Anoche me llegó una certeza a modo de rayo (de Zeus, pero también de luz). Da la impresión de que, en mi caso, la memoria se hubiera erigido en una especie de bastión infranqueable que preserva lo que ya no es de la desintegración. Un pacífico espacio de pastos verdes, plaza y arbolitos detrás del muro de los lamentos, una porfiada isla puesta en el mar para atajar a los náufragos, un invisible museo portátil, la puerta secreta al misterioso holograma laberinto. Recordar o, más que recordar -que siempre implicaría una clara conciencia del retorno a lo que ya no es pero proyectado desde el presente-, mantener con vida en forma necia, insuflarle una y otra vez el aliento vital a lo que se fue para siempre, atrapar con una red de mariposas, no dejar ir, sostener lo insostenible. Una memoria casi asilo.

Los muertos.

Los amores pasados.

Las ciudades habitadas.

Empiezo a entender mejor mi sueño del pajarito de colores. Debí animarme a romper esa burbuja, aunque el pasado saliera volando y lo perdiera de vista para siempre. Los pajaritos de colores no se hicieron para las burbujas: se quedan sin aire y terminan siendo tan sólo tristes pajaritos desfalleciendo hasta la muerte. Pero intentar darles ese aire que precisan es -si acaso sirviera- una empresa agotadora y hasta arriesgada. No es natural convivir con el cadáver embalsamado de un ser querido. Basta recordar a Norman Bates.

La memoria ha sido mi única militancia, el decálogo de honor de toda una vida. Me precio de ejercer el amor de no olvidar, que en vez de fluir hacia adelante requiere un esfuerzo titánico en sentido contrario, una fuerza opuesta a la newtoniana gravedad, a la inercia, a las órbitas que tironean y a las corrientes marinas. Los muertos, los amores pasados, las ciudades cuyas campanadas ya no escucharemos, los adoquines que no pisaremos más, el cilantro perdido para siempre, el epazote añorado y distante, el copal de las iglesias, el organillero dormido. Es cierto que los grandes capitales de un escritor -al menos como lo entiendo yo- son la introspección, el narcisismo y la memoria, pero todo eso es la arcilla de una obra que vive afuera de nosotros y que, por lo mismo, nos descansa. En cambio, esta otra es una memoria insomne que no puede cerrar los ojos un instante, pues el mudo riesgo de haber perdido un mundo al despertar le corroe el sueño. Lealtades costosas. Hay un necesario verbo en inglés, to move on.

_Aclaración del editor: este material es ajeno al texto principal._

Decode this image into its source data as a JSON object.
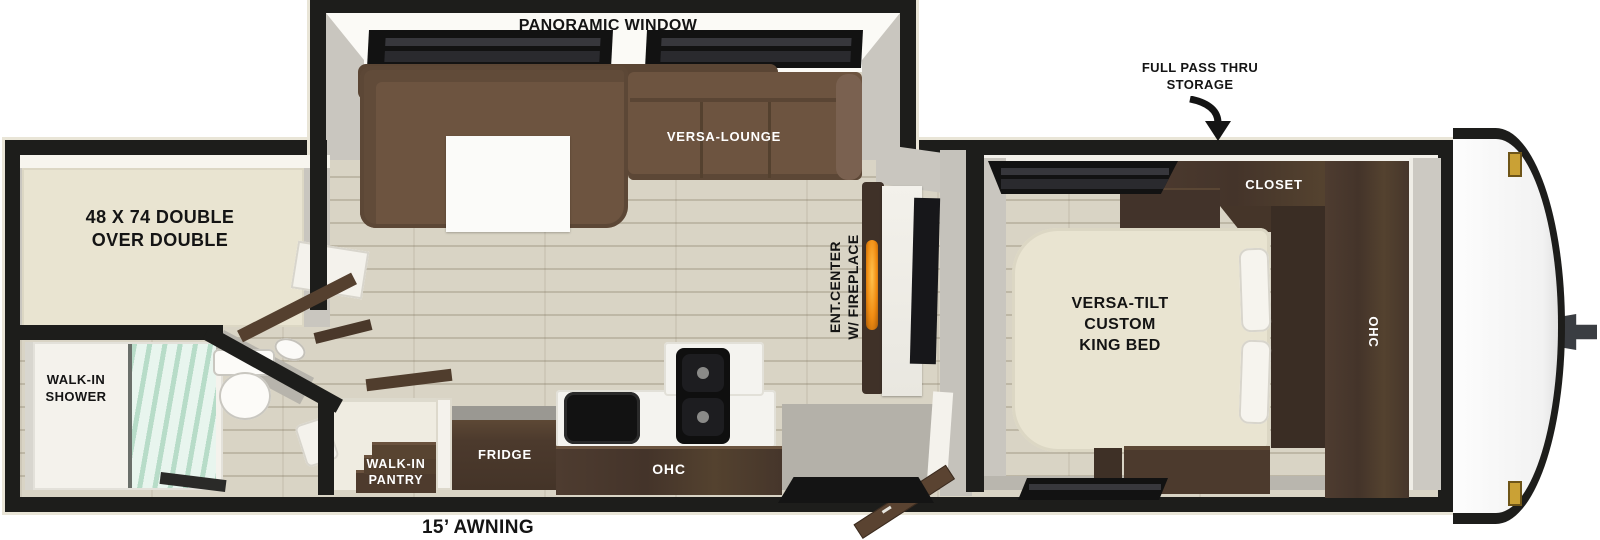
{
  "plan": {
    "slideout": {
      "window_label": "PANORAMIC WINDOW",
      "lounge_label": "VERSA-LOUNGE"
    },
    "exterior": {
      "storage_label_line1": "FULL PASS THRU",
      "storage_label_line2": "STORAGE",
      "awning_label": "15’ AWNING"
    },
    "bunk_room": {
      "bed_label_line1": "48 X 74 DOUBLE",
      "bed_label_line2": "OVER DOUBLE"
    },
    "bathroom": {
      "shower_label_line1": "WALK-IN",
      "shower_label_line2": "SHOWER"
    },
    "pantry": {
      "label_line1": "WALK-IN",
      "label_line2": "PANTRY"
    },
    "kitchen": {
      "fridge_label": "FRIDGE",
      "ohc_label": "OHC"
    },
    "living": {
      "ent_center_label_line1": "ENT.CENTER",
      "ent_center_label_line2": "W/ FIREPLACE"
    },
    "bedroom": {
      "closet_label": "CLOSET",
      "bed_label_line1": "VERSA-TILT",
      "bed_label_line2": "CUSTOM",
      "bed_label_line3": "KING BED",
      "ohc_label": "OHC"
    }
  },
  "colors": {
    "wall_black": "#1d1d1b",
    "exterior_trim": "#e9e5d7",
    "floor_wood": "#d9d4c5",
    "sofa_brown": "#6d5440",
    "cabinet_brown": "#4e3c30",
    "bed_cream": "#e9e4d1",
    "interior_gray": "#c9c6bf",
    "fireplace_flame": "#f7a21d",
    "shower_glass": "#bfdccb",
    "marker_gold": "#caa135"
  }
}
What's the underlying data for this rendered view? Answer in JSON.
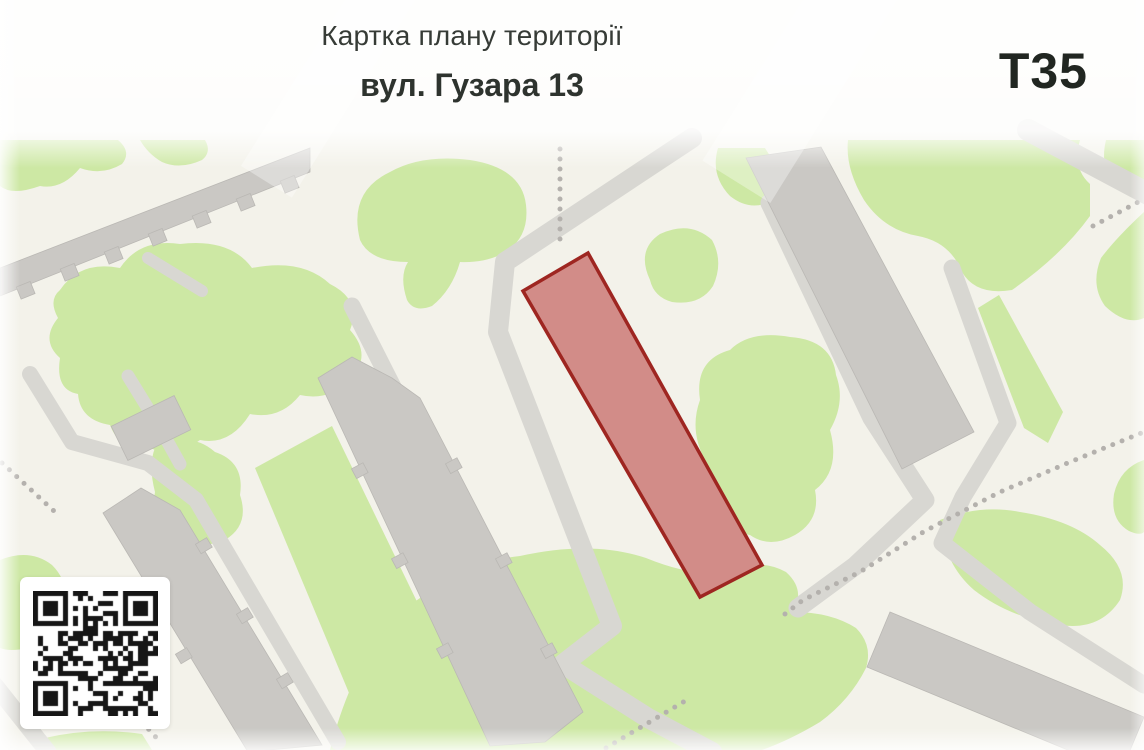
{
  "header": {
    "title": "Картка плану території",
    "subtitle": "вул. Гузара 13"
  },
  "badge": {
    "code": "Т35"
  },
  "map": {
    "parcel": {
      "fill": "#d28c88",
      "stroke": "#9e2621",
      "stroke_width": "3.5"
    },
    "colors": {
      "background": "#f3f2ea",
      "green_area": "#cde8a4",
      "road": "#d8d7d2",
      "building": "#cac8c4",
      "dotted_path": "#b4b1ad"
    }
  }
}
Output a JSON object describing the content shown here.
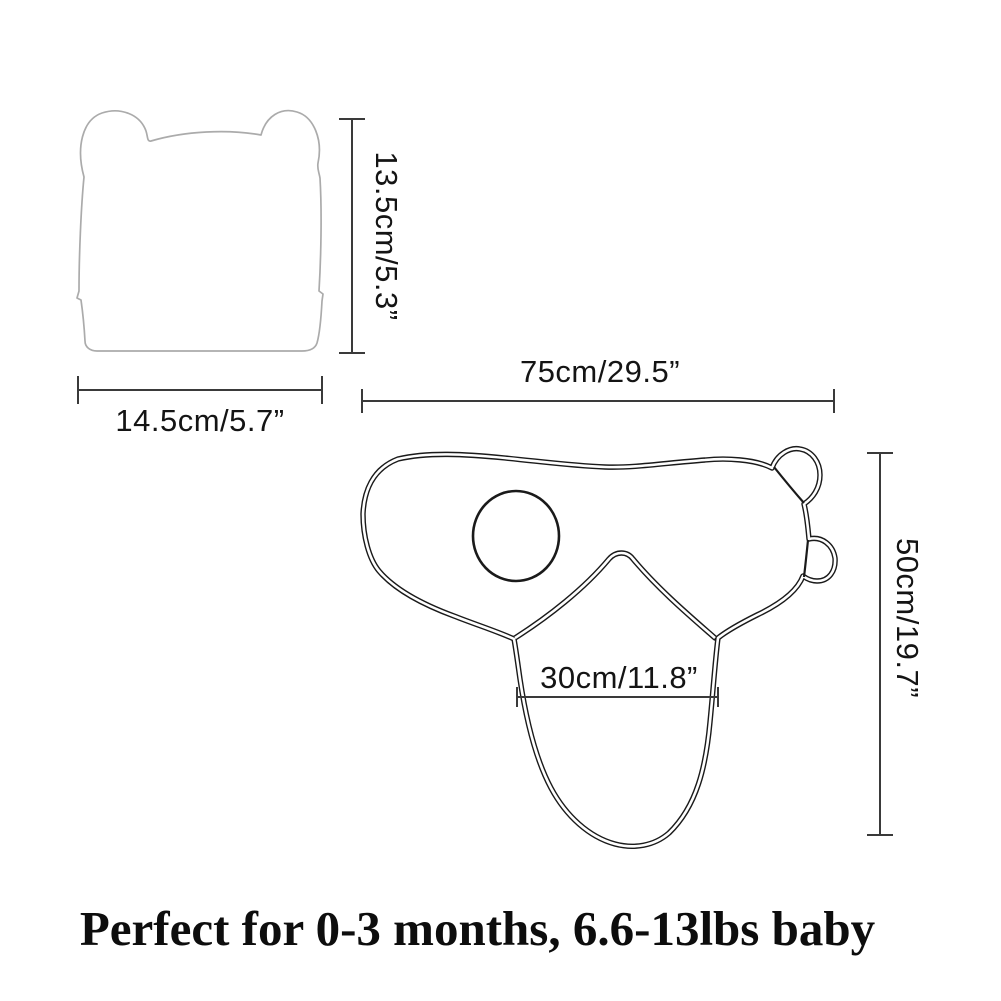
{
  "labels": {
    "hat_height": "13.5cm/5.3”",
    "hat_width": "14.5cm/5.7”",
    "swaddle_width": "75cm/29.5”",
    "swaddle_height": "50cm/19.7”",
    "pouch_width": "30cm/11.8”"
  },
  "caption": "Perfect for 0-3 months, 6.6-13lbs baby",
  "colors": {
    "swaddle_outline": "#1a1a1a",
    "hat_outline": "#ababab",
    "dimension_line": "#3a3a3a",
    "text": "#141414",
    "background": "#ffffff"
  }
}
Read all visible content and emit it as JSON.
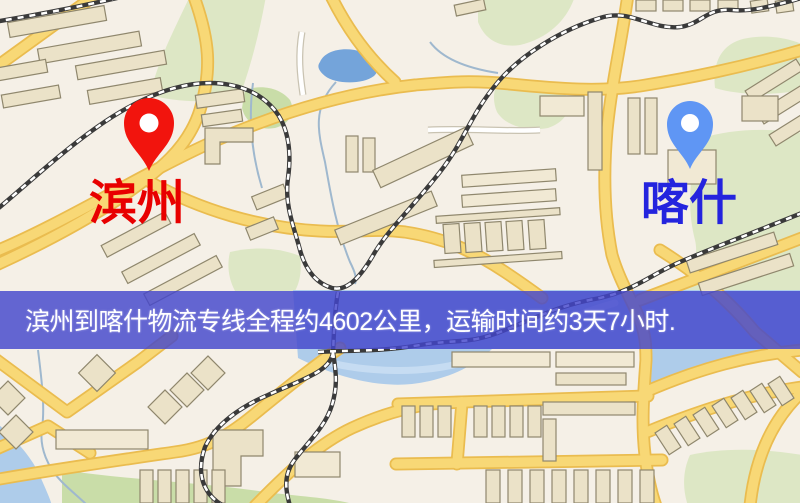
{
  "banner": {
    "text": "滨州到喀什物流专线全程约4602公里，运输时间约3天7小时.",
    "background_color": "#4345CC",
    "text_color": "#FFFFFF"
  },
  "route": {
    "origin": "滨州",
    "destination": "喀什",
    "distance": "约4602公里",
    "duration": "约3天7小时"
  },
  "markers": {
    "origin": {
      "label": "滨州",
      "pin_color": "#F2140D",
      "label_color": "#E80000"
    },
    "destination": {
      "label": "喀什",
      "pin_color": "#5F96F4",
      "label_color": "#2424DE"
    }
  },
  "map": {
    "colors": {
      "base": "#F5F0E7",
      "road_yellow": "#F8D876",
      "road_casing": "#EABC4F",
      "building_fill": "#EBE2C8",
      "building_stroke": "#8F876D",
      "park_green": "#DDE7C5",
      "park_green2": "#C9DDA8",
      "water_blue": "#74A4DA",
      "water_light": "#AECCEA",
      "railway": "#3A3A3A"
    }
  }
}
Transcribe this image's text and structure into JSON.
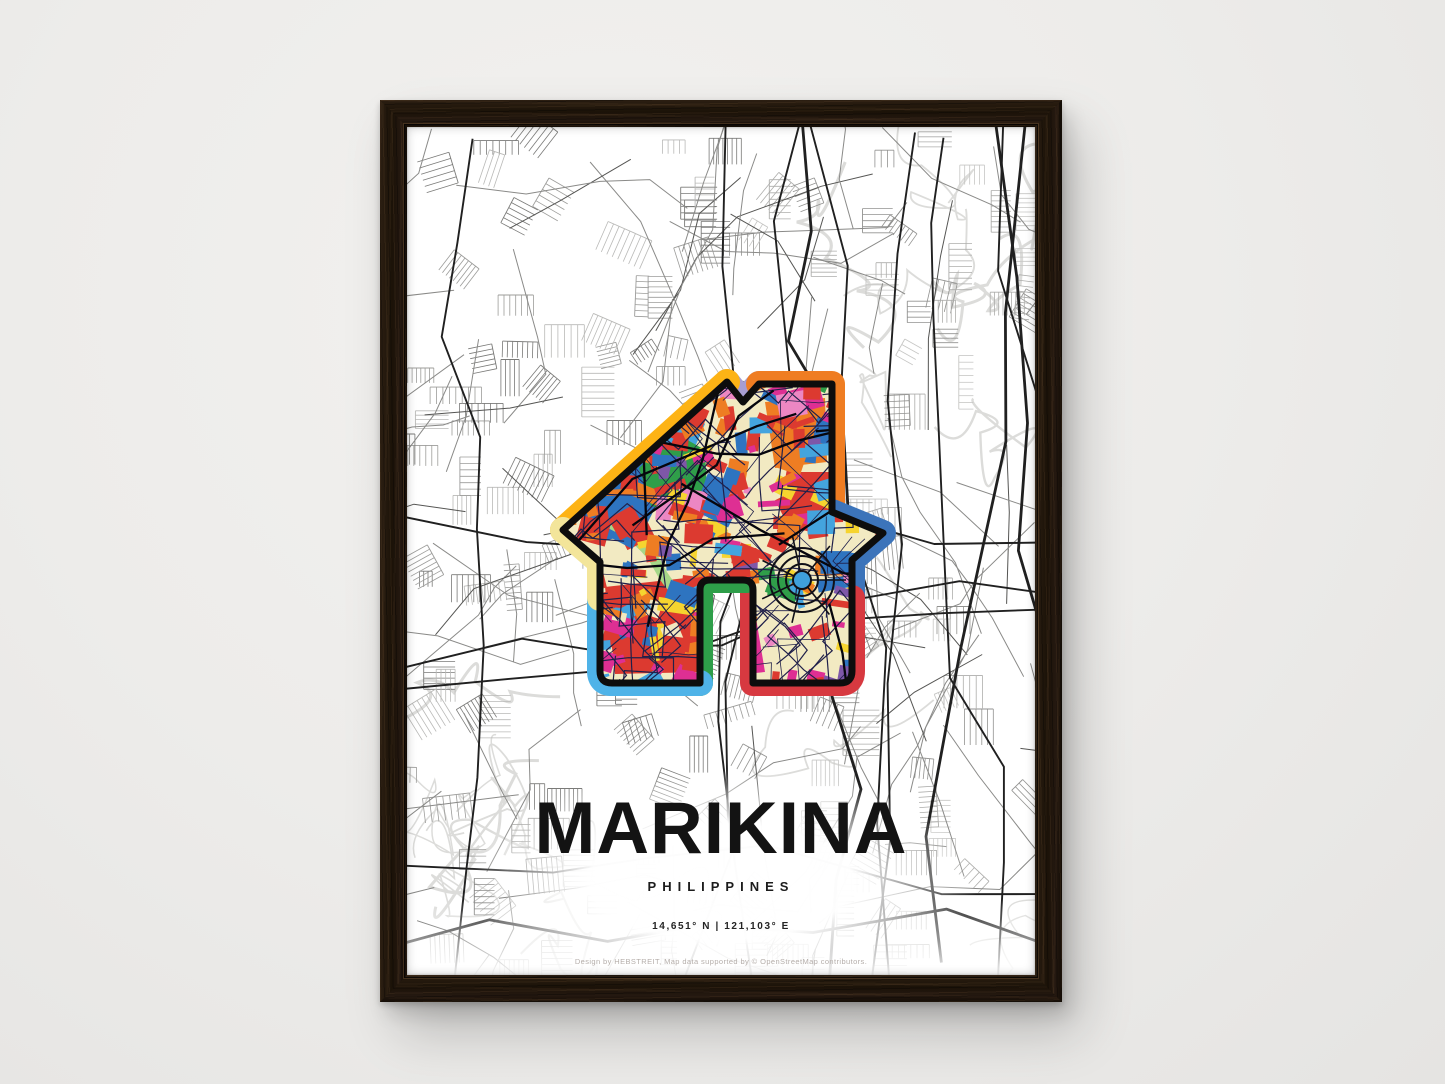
{
  "poster": {
    "title": "MARIKINA",
    "subtitle": "PHILIPPINES",
    "coordinates": "14,651° N | 121,103° E",
    "credit": "Design by HEBSTREIT, Map data supported by © OpenStreetMap contributors.",
    "house_icon": {
      "icon_name": "house-map-icon",
      "band_colors": {
        "pale_yellow": "#F3E59A",
        "gold": "#FDB315",
        "lavender": "#A79DD2",
        "orange": "#EF7D22",
        "blue": "#3C74BA",
        "red": "#D73940",
        "green": "#2E9E49",
        "sky_blue": "#4FB3E8"
      },
      "interior_palette": [
        "#DC3A30",
        "#EE7D23",
        "#2E74C0",
        "#44A4DE",
        "#DE2F93",
        "#EC87C3",
        "#F6D42F",
        "#F2E8C0",
        "#2F9E49",
        "#7E57A8"
      ],
      "interior_base": "#F2EAC2",
      "interior_street": "#20204A",
      "interior_major_street": "#06060D",
      "outline_color": "#0D0D0D",
      "water_color": "#3FA0DC",
      "river_ribbon": "#A6D788"
    },
    "base_map": {
      "minor_street_left": [
        "#b9b9b7",
        "#9c9c9a",
        "#7a7a78"
      ],
      "minor_street_right": [
        "#c6c6c4",
        "#adadab",
        "#929290"
      ],
      "medium_street": "#8a8a88",
      "major_road": "#202020",
      "contour": "#dcdcda"
    },
    "text_colors": {
      "title": "#131313",
      "credit": "#b5aeaa"
    }
  },
  "scene": {
    "wall_color": "#edecea",
    "frame_wood_color": "#211609"
  }
}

Quizás mis ayeres estén necesitando la conflictiva piedad de la eutanasia. Porque sacar a Eurídice del mundo de los muertos es, en sí mismo, un despropósito. “No mires atrás”, le dijeron al empecinado, le dicen una y otra vez, pero sigue cayendo en la trampa sin remedio.


Eso hace sonreír con sorna a la otra cabeza dura. A la quieta, callada mujer de Lot.